Wednesday, July 1, 2015

Step Forward into Growth

I'm a person of conviction.

When I say or do something, I don't do it half-heartedly. 

Many times in my life, people have perceived my decisions as impulsive, and I agree that during my teenager and early adult years, I made some mistakes based on instant gratification. However, as of late, that is not the case.

Only a few people really know the full story behind my life choices, and no one else really needs to because there comes a point in time, that no matter how open you are (especially if you are an autobiographical blogger), that your personal life is yours alone.

This past week, I was open publicly about my support of the LGBT community and my own sexuality, and while it may have hurt those who wanted me to remain cloaked, I didn't do it for the glory. I did it because it was an important step I had to take to show my support when it comes to equality across the board.

The questions started pouring in and as I answered them I was aware the judgements would start appearing at the same time. No matter your conviction, some things cut deeply.

This isn't about my sexuality, or the choices I have made (which a general reminder, no one knows the full truth and frankly that's not their business), but more or less my capability of being a good mother or a stable human being.

My ability to parent well has nothing to do with my sexual orientation. Neither does the decision that stems from my orientation. People who come from broken homes assume that every situation is toxic, and that the child is going to suffer. Did anyone ever think that the opposite may have been worse for the child's development?
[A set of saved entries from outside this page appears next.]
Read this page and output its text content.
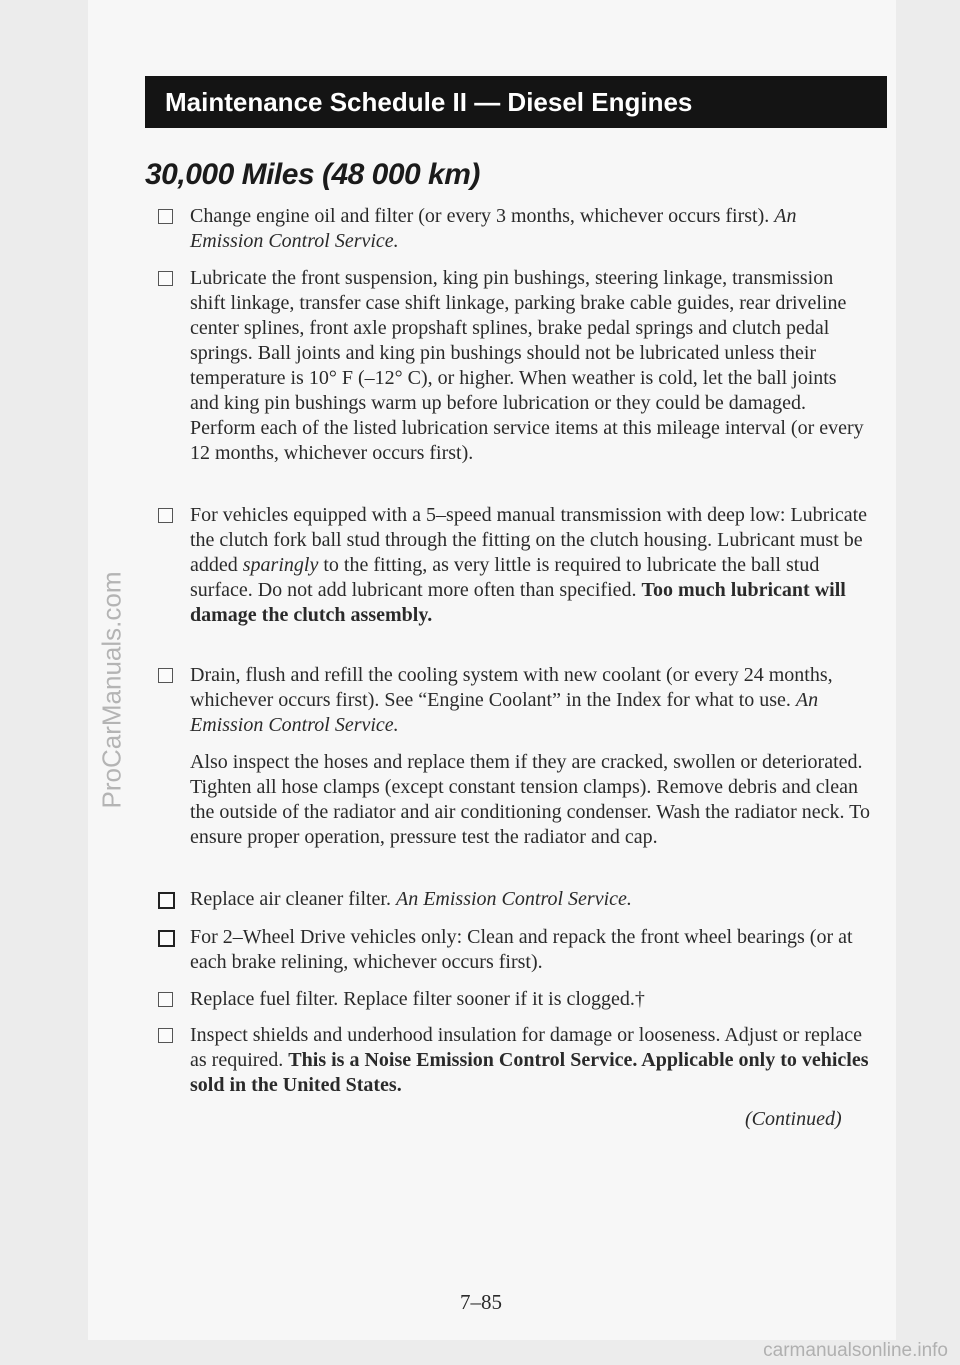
Maintenance Schedule II — Diesel Engines
30,000 Miles (48 000 km)
Change engine oil and filter (or every 3 months, whichever occurs first). An Emission Control Service.
Lubricate the front suspension, king pin bushings, steering linkage, transmission shift linkage, transfer case shift linkage, parking brake cable guides, rear driveline center splines, front axle propshaft splines, brake pedal springs and clutch pedal springs. Ball joints and king pin bushings should not be lubricated unless their temperature is 10° F (–12° C), or higher. When weather is cold, let the ball joints and king pin bushings warm up before lubrication or they could be damaged. Perform each of the listed lubrication service items at this mileage interval (or every 12 months, whichever occurs first).
For vehicles equipped with a 5–speed manual transmission with deep low: Lubricate the clutch fork ball stud through the fitting on the clutch housing. Lubricant must be added sparingly to the fitting, as very little is required to lubricate the ball stud surface. Do not add lubricant more often than specified. Too much lubricant will damage the clutch assembly.
Drain, flush and refill the cooling system with new coolant (or every 24 months, whichever occurs first). See “Engine Coolant” in the Index for what to use. An Emission Control Service.
Also inspect the hoses and replace them if they are cracked, swollen or deteriorated. Tighten all hose clamps (except constant tension clamps). Remove debris and clean the outside of the radiator and air conditioning condenser. Wash the radiator neck. To ensure proper operation, pressure test the radiator and cap.
Replace air cleaner filter. An Emission Control Service.
For 2–Wheel Drive vehicles only: Clean and repack the front wheel bearings (or at each brake relining, whichever occurs first).
Replace fuel filter. Replace filter sooner if it is clogged.†
Inspect shields and underhood insulation for damage or looseness. Adjust or replace as required. This is a Noise Emission Control Service. Applicable only to vehicles sold in the United States.
(Continued)
7–85
ProCarManuals.com
carmanualsonline.info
It almost insults me, because I am pretty sure I'm more aware of neurobiological responses in children, and how their development is just from my experience, and what I do for a living; however, no one thinks about that. I have been told that when I became a mother, I gave up my right to do what I want in life. That is shallow thinking.

I believe in empowerment and I'm pretty sure I can be an awesome mom while serving my community as a passion, and having a personal life that actually gives me joy. 

I'm sorry if you disagree. 

"You will either step forward into growth or step back into safety." I have chosen the latter.